The chipmunk hopped down onto the table and approached cautiously.
From the edge of the table, Relin's hand moved ever so slowly, his fingers touching the edge of the bowl.
The chipmunk moved closer, and Relin's hand wrapped around the bowl.
The chipmunk's whiskers twitched, and Relin took in his breath, waiting for the perfect moment.
The chipmunk reached the pile, and sniffed out at the nuts. Relin tensed.
And a beautiful female face framed itself in Relin's window.
Relin gasped, and the chipmunk darted out past the woman's startled features.
"Em. . . Em. . . Emina. . ." Relin stuttered.
She smiled broadly.
"Oh, I'm sorry," she said. "You're feeding the chipmunks! I scared it away!"

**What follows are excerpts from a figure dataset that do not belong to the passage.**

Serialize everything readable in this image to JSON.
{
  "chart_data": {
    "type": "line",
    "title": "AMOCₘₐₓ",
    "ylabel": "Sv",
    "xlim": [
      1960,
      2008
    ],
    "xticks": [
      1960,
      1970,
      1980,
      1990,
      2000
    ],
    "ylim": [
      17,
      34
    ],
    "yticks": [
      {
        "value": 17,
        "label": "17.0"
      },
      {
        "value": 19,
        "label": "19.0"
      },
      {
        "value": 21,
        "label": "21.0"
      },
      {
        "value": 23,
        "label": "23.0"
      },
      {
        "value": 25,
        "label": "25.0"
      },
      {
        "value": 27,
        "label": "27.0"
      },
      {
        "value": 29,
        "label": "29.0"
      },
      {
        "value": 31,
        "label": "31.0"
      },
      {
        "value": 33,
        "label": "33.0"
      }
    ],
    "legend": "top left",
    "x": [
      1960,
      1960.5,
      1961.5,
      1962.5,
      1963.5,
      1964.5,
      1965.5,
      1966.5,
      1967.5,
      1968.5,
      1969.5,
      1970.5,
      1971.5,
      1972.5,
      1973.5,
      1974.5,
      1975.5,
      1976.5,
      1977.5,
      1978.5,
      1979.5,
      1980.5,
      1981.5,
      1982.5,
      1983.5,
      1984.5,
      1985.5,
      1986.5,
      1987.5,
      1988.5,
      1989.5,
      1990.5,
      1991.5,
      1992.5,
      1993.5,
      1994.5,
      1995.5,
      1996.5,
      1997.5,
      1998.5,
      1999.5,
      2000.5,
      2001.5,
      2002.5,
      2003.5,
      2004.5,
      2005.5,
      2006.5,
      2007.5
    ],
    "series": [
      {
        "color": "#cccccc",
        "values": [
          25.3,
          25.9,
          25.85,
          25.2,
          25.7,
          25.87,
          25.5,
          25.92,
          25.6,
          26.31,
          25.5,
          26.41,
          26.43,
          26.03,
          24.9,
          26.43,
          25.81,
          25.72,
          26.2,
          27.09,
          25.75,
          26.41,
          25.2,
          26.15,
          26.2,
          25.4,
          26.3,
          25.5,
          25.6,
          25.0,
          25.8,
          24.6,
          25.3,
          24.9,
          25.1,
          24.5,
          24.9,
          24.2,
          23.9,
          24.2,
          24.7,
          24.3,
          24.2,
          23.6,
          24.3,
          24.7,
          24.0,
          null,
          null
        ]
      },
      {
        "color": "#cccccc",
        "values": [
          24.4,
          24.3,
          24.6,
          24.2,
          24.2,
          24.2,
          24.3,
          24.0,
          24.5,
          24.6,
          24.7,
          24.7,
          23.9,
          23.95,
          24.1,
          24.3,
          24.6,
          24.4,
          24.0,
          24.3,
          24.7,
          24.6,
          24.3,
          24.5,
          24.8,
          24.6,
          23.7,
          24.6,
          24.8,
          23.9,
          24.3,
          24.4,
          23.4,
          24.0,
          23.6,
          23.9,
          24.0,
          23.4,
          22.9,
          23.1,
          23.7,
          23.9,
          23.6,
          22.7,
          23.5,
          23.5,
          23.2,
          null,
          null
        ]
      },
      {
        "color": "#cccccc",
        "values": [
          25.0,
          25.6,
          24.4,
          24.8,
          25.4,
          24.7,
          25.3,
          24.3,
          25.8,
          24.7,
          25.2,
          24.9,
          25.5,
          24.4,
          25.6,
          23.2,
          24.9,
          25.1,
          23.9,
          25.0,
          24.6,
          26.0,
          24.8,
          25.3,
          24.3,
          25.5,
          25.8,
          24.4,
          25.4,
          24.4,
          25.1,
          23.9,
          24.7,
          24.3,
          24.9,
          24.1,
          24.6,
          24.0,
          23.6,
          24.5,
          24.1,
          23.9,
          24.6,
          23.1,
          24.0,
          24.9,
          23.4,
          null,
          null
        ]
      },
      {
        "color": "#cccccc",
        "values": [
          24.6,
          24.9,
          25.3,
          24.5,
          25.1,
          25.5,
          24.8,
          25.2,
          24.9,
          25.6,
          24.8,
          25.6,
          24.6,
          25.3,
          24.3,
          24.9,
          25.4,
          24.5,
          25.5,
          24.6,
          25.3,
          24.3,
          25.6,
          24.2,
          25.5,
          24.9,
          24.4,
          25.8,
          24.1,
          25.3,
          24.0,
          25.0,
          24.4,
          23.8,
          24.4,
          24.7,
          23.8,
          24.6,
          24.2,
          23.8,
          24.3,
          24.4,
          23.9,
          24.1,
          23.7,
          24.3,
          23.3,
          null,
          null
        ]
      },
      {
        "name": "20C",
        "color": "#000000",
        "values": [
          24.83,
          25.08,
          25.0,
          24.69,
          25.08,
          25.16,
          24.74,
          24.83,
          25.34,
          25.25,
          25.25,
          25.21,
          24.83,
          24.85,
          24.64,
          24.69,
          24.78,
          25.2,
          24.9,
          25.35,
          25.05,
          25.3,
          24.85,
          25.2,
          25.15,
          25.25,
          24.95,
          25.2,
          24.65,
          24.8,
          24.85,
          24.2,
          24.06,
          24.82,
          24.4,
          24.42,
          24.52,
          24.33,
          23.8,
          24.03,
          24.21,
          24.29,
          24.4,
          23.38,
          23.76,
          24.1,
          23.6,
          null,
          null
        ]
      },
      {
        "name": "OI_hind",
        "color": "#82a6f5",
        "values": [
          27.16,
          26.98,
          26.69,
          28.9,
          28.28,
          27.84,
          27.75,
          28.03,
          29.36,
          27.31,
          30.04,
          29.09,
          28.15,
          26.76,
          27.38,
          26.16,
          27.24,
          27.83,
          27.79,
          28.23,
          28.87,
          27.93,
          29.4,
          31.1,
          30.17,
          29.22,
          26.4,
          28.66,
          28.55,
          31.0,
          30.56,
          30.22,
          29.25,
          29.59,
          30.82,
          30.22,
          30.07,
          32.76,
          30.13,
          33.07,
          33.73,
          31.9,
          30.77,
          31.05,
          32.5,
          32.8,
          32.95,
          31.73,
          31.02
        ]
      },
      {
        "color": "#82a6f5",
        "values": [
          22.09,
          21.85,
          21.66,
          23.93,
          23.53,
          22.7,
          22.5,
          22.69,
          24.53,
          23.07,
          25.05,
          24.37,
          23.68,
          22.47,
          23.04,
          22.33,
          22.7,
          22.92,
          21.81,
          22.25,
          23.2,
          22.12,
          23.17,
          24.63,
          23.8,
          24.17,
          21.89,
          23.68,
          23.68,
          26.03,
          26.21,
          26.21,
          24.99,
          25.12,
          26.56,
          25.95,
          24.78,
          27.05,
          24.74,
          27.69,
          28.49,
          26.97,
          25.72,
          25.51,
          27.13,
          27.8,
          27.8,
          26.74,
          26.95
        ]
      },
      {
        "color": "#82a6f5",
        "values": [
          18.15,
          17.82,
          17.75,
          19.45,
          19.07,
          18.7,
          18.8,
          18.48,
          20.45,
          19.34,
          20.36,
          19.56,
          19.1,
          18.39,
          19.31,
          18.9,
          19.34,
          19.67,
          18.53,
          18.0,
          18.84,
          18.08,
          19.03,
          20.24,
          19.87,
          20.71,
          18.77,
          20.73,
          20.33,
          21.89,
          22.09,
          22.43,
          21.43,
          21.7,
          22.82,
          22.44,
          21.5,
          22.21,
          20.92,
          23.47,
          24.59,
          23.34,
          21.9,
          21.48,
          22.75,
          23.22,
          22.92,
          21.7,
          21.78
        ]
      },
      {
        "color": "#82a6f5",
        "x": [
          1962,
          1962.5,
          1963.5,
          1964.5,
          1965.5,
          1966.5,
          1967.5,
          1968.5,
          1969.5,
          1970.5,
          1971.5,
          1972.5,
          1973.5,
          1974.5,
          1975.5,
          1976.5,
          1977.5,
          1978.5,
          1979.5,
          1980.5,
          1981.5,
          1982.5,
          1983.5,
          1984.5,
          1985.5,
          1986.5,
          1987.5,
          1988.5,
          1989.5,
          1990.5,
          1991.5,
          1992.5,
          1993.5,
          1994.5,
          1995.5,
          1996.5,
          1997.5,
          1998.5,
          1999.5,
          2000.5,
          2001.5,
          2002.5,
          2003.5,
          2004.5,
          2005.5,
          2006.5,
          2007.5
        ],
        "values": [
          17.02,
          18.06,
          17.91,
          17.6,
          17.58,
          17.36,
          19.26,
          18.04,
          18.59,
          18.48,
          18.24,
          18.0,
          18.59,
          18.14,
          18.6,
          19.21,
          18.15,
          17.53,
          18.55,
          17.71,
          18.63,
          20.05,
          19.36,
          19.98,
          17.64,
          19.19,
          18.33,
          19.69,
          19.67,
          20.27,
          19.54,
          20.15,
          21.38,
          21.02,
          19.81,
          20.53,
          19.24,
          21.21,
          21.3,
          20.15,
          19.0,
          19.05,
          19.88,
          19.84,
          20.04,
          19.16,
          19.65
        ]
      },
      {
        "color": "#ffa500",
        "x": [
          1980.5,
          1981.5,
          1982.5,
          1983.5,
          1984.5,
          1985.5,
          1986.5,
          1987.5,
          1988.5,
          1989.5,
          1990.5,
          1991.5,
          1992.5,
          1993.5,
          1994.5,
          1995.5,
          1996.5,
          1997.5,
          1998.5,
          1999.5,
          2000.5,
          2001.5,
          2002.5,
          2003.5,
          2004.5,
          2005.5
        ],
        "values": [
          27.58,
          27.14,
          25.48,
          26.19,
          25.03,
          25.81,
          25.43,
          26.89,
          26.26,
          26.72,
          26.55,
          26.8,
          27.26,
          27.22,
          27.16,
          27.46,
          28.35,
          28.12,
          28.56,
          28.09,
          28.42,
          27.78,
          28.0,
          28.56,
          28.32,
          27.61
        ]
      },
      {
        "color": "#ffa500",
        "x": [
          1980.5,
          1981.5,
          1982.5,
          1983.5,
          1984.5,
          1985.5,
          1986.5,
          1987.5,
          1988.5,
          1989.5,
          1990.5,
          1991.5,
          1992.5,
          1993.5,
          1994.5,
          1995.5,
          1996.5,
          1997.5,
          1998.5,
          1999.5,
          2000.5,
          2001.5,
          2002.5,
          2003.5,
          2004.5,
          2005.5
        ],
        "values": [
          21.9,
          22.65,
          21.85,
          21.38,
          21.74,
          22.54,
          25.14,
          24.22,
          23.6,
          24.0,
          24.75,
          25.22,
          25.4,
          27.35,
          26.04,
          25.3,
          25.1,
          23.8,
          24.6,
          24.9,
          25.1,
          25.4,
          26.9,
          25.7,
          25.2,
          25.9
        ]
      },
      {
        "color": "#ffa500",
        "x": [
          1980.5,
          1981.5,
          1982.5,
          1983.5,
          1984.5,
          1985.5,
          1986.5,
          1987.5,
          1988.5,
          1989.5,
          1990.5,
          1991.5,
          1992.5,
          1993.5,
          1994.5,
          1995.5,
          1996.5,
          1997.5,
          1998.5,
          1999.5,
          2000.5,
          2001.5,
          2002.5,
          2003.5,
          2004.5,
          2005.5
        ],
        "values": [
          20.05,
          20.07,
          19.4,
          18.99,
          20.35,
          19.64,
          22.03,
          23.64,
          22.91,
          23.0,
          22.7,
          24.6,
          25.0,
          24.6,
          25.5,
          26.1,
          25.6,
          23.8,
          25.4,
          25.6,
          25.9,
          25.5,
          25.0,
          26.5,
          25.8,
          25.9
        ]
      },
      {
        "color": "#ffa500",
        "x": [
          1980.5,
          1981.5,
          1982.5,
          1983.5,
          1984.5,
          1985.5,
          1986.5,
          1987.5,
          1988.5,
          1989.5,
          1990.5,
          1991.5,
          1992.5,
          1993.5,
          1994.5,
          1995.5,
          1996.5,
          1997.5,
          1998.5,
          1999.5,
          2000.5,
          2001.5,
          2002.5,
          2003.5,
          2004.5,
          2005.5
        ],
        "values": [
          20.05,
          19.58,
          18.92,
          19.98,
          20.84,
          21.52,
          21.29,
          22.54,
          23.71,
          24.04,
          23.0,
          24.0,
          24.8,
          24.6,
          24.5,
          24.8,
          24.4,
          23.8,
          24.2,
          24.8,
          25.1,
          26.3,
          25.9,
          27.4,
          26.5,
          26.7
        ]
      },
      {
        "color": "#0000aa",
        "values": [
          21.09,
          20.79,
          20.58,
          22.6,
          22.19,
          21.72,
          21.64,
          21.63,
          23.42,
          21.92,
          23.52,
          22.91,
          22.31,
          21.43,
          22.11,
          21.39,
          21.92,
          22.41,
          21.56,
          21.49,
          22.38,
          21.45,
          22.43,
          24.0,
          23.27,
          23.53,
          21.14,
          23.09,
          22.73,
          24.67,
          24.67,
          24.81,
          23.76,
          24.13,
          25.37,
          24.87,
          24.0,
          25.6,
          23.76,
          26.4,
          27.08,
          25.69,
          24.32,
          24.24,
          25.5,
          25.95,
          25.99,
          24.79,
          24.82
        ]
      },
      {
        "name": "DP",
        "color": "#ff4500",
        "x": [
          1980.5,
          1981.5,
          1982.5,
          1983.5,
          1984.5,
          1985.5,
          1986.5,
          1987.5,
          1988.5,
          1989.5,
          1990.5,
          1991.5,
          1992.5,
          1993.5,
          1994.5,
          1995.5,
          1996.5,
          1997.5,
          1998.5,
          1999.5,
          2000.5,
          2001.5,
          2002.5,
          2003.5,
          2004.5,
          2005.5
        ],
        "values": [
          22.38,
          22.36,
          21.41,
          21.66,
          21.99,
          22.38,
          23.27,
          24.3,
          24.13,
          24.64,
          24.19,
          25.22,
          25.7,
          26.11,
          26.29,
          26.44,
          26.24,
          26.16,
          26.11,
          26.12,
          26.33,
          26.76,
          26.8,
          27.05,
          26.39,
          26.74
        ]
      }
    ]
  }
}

Relin blinked, managing to nod slightly.
"I've just come to tell you that we need some more flowers for a party." She grinned shyly and looked to the side. "And," she said more softly, "to say that I've been hoping you'd send another letter."
"Um, uh, really?"
"Of course," she said, and blushed slightly. "I mean, that was really sweet." She gestured down to the pile of nuts. "But I never dreamed I'd meet a man sensitive enough to feed the chipmunks by hand. You must really love animals, to take the time to develop such an intimate relationship. That one was even injured, by the look of its tail. How caring of you!"
Relin blinked again.
"Have you been feeding it long?" she asked.
"As long as I’ve lived here," he replied.
"I love animals, too," she said, and rewarded him with another beautiful smile. "Could I come in and see your flowers?"
Relin smiled.
"Of course."
He hopped to his feet and let her in through the door. As he guided her toward his greenhouse, he glanced over at the opened window and the pile of nuts.
They would be gone, he knew, when he next returned.